Но потери не ограничивались только одной стороной. За ее спиной воздух наполняли стоны раненых и умирающих. Солдаты сновали вдоль человеческих рядов, заботясь о тех, кого они могли спасти, и игнорировали тех, кого не могли. Основная часть войск была занята ремонтом укреплений и сбором снаряжения у павших. У большинства из них были какие-либо травмы — оплавленная броня, зияющие раны, даже отсутствующие конечности; некоторые из этих ран начали гноиться. Со своей стороны, раненые солдаты решительно смотрели на гребни окружающих их дюн, стойкие, несмотря на свои раны. Справа от нее стоял взвод танков, каждый размером с небольшой бункер. Только один оставался в рабочем состоянии, его истерзанный корпус был покрыт запекшейся кровью и отметинами от попаданий. Остальные пять представляли из себя либо искореженные обломки, либо пылающие факелы, почерневшие тела наполовину свисали из них, источая в воздух зловоние горелой плоти и масла, которое смешивалось с темными столбами дыма в небе над головой. Желудок Виктории скрутило, и она крепко сжала челюсти, пытаясь удержать его под контролем.

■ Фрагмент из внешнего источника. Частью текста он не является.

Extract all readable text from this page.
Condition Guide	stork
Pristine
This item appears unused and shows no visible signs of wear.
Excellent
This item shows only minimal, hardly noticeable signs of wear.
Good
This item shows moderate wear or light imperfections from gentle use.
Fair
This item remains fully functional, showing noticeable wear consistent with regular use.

Откуда-то впереди донесся громкий раскатистый рев, и солдаты заметно напряглись. Когда Август впервые упомянул орков, Виктория рассмеялась. Враг, которого она считала абсурдным, над которым насмехалась за то, что он взят из причудливых детских сказок и ретро-игр, накатывал огромной нескончаемой волной, насколько мог видеть глаз, простираясь по обе стороны от нее от горизонта до горизонта, все они были крупнее человека и сжимали в руках грубо сделанные на вид топоры, мечи или какую-либо разновидность огнестрельного оружия, которое было размером больше самой Виктории. Хотя она прекрасно знала, что это всего лишь воспоминания, Виктория отшатнулась, ее сердце гулко застучало в ушах. Но солдаты стояли твердо.
— Солдаты Харакона! — глубокий голос Августа исходил из ее собственных губ. — За Прецептора Джулию! За Императора!
Тотчас же солдаты издали в ответ громкий клич. Они открыли огонь из всего, что у них было, артиллерия позади их позиций превратила пространство перед ними в море бушующего огня. Но противник был слишком многочислен. Затем на них набросились зеленые пришельцы, отделяя конечности с головами от тел и разрубая туловища. Громадный танк, который казался неподвижным якорем на любом поле боя, известном Виктории, исчез в огромном огненном шаре, выпущенном неповоротливым чудовищем из-за горизонта, которое было настолько огромным, что даже волна пришельцев казалась незначительной. Каждый его неуклюжий шаг сопровождался громоподобным ревом и визгом его многочисленных орудий, каждое из которых было достаточно большим, чтобы заменить главный калибр Нормандии. Орудия чудовища уничтожали одно за другим артиллерию, транспортные средства и укрепления защитников.
Виктория содрогнулась. Орки вдруг перестали ей казаться такими забавными.
Один из чужаков, бессвязно ревя и брызжа слюной, летящей из его пасти, бросился на нее, высоко подняв тесак над головой.
Инстинктивно Виктория потянулась за пистолетом, которого там не было. Затем видение изменилось, и орк исчез, как и солнце и песок. Теперь она была в помещении, окруженная тремя дюжинами солдат. Виктория отметила, что они были старше и лучше экипированы, чем солдаты из прошлого воспоминания. Между экипировкой каждого солдата было больше различий — индивидуальная подгонка или специальное снаряжение, без сомнения. Прямо перед ними стоял мужчина, одетый в тяжелый плащ и в высокой шляпе. Его волосы были белоснежными и он держался с явной гордостью, с прямой спиной и высоко поднятой головой. Эмоции, которые не принадлежали ей, заполнили разум Виктории — глубокое чувство благоговения и уважения.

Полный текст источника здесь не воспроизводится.